As the military and political situation deteriorated, so the arrests of those suspected of colluding with the republicans became more widespread. The British military were given powers to execute anyone found carrying arms and ammunition, to search houses, to try suspects in military rather than civilian courts, to intern suspects without trial and, thereafter, to impose curfews, which were strictly enforced.
In an attempt to frustrate those they viewed as terrorists in their nefarious activities, many of which had involved the use of motor vehicles, the British also drastically curtailed civilian motor traffic on the roads by requiring all vehicle owners to obtain a permit authorising them to use their own motors. This caused a great deal of resentment and added to the problems for anyone wishing to travel.
Atrocity had followed reprisal and reprisal had followed atrocity in a never ending, ever escalating, spiral of violence. Shootings of alleged informers and spies by both sides became commonplace, as each of the opposing forces in the increasingly bitter and bloody struggle sought to gain the upper hand. The burnings of country houses belonging to the Anglo-Irish gentry as well as the humbler homes of republican activists and supporters, along with farms and commercial properties, had grown more frequent. The whole countryside had become increasingly lawless and Tom and Sybil had seen evidence of this from the train for themselves in the form of several burnt out farmhouses.
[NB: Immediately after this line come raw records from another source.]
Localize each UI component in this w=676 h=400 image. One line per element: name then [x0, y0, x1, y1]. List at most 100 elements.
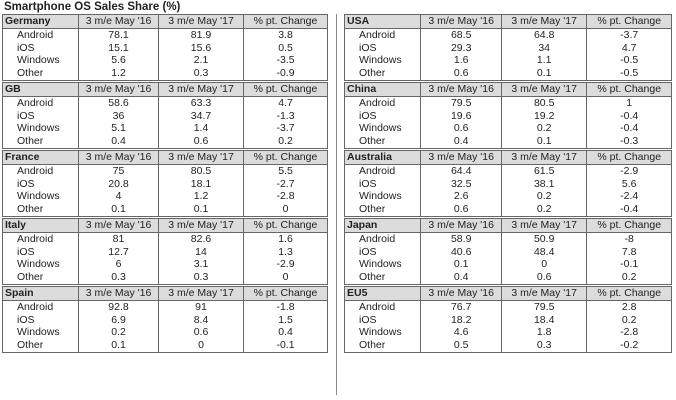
share-2016: 40.6 — [420, 245, 502, 259]
share-2017: 81.9 — [158, 28, 244, 42]
os-name: iOS — [2, 245, 79, 259]
share-2016: 58.9 — [420, 232, 502, 246]
share-2017: 0.6 — [500, 271, 588, 285]
share-2017: 50.9 — [500, 232, 588, 246]
os-name: Other — [343, 135, 422, 149]
region-name: China — [343, 81, 422, 97]
share-2016: 19.6 — [420, 109, 502, 123]
share-2016: 58.6 — [78, 96, 159, 110]
pt-change: 2.8 — [586, 300, 672, 314]
pt-change: -2.7 — [243, 177, 328, 191]
share-2017: 1.4 — [158, 122, 244, 136]
share-2017: 14 — [158, 245, 244, 259]
table-row: Android 75 80.5 5.5 — [2, 164, 328, 178]
share-2017: 0.3 — [500, 339, 588, 353]
pt-change: 0.2 — [243, 135, 328, 149]
region-header-row: Australia 3 m/e May '16 3 m/e May '17% pt.… — [343, 149, 672, 165]
pt-change: -2.9 — [586, 164, 672, 178]
os-name: Android — [343, 232, 422, 246]
share-2017: 0.6 — [158, 135, 244, 149]
os-name: iOS — [343, 177, 422, 191]
column-header: % pt. Change — [586, 149, 672, 165]
pt-change: 0.5 — [243, 41, 328, 55]
table-row: Other 0.1 0.1 0 — [2, 203, 328, 217]
share-2016: 4 — [78, 190, 159, 204]
column-header: 3 m/e May '17 — [500, 149, 588, 165]
os-name: Other — [2, 67, 79, 81]
os-name: Windows — [343, 258, 422, 272]
os-name: Windows — [343, 326, 422, 340]
pt-change: -0.1 — [586, 258, 672, 272]
share-2016: 0.4 — [78, 135, 159, 149]
share-2016: 76.7 — [420, 300, 502, 314]
pt-change: 4.7 — [586, 41, 672, 55]
region-header-row: Italy 3 m/e May '16 3 m/e May '17% pt. Cha… — [2, 217, 328, 233]
column-header: % pt. Change — [243, 149, 328, 165]
share-2016: 1.6 — [420, 54, 502, 68]
region-header-row: GB 3 m/e May '16 3 m/e May '17% pt. Change — [2, 81, 328, 97]
os-name: Other — [2, 339, 79, 353]
column-header: % pt. Change — [586, 217, 672, 233]
table-row: Other 0.3 0.3 0 — [2, 271, 328, 285]
table-row: Android 79.5 80.5 1 — [343, 96, 672, 110]
os-name: Android — [343, 164, 422, 178]
table-row: Other 0.5 0.3 -0.2 — [343, 339, 672, 353]
table-row: Windows 0.2 0.6 0.4 — [2, 326, 328, 340]
pt-change: -0.4 — [586, 109, 672, 123]
region-name: EU5 — [343, 285, 422, 301]
share-2017: 18.1 — [158, 177, 244, 191]
pt-change: -0.4 — [586, 203, 672, 217]
column-header: 3 m/e May '17 — [500, 14, 588, 29]
table-row: Other 0.4 0.6 0.2 — [2, 135, 328, 149]
column-header: 3 m/e May '17 — [158, 285, 244, 301]
table-row: Other 0.4 0.6 0.2 — [343, 271, 672, 285]
share-2016: 0.4 — [420, 271, 502, 285]
pt-change: 4.7 — [243, 96, 328, 110]
table-row: iOS 29.3 34 4.7 — [343, 41, 672, 55]
table-row: Windows 0.1 0 -0.1 — [343, 258, 672, 272]
share-2016: 0.4 — [420, 135, 502, 149]
pt-change: 3.8 — [243, 28, 328, 42]
share-2017: 15.6 — [158, 41, 244, 55]
column-header: 3 m/e May '16 — [78, 81, 159, 97]
region-table-germany: Germany 3 m/e May '16 3 m/e May '17% pt. C… — [2, 14, 328, 81]
os-name: Android — [2, 300, 79, 314]
share-2017: 8.4 — [158, 313, 244, 327]
pt-change: -2.8 — [243, 190, 328, 204]
region-table-italy: Italy 3 m/e May '16 3 m/e May '17% pt. Cha… — [2, 217, 328, 285]
region-header-row: USA 3 m/e May '16 3 m/e May '17% pt. Chang… — [343, 14, 672, 29]
region-table-spain: Spain 3 m/e May '16 3 m/e May '17% pt. Cha… — [2, 285, 328, 353]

County Cork, observed Tom ruefully, presently resembled nothing short of an armed camp with eight British infantry battalions and one cavalry regiment stationed in the county along with four artillery and machine gun units, with soldiers drawn from a variety of British regiments including the Essex, the King's Liverpool, the Manchesters, and the South Staffordshires.
No wonder his cousin Maeve had been frightened. She had every reason to be so; had written and told Tom that she would meet them both the morning after their arrival in Cork at the little station at Skerries Road, just north of Kinsale. She would have to drive over to the station in the trap, as she had no permit allowing her the use of a motor car.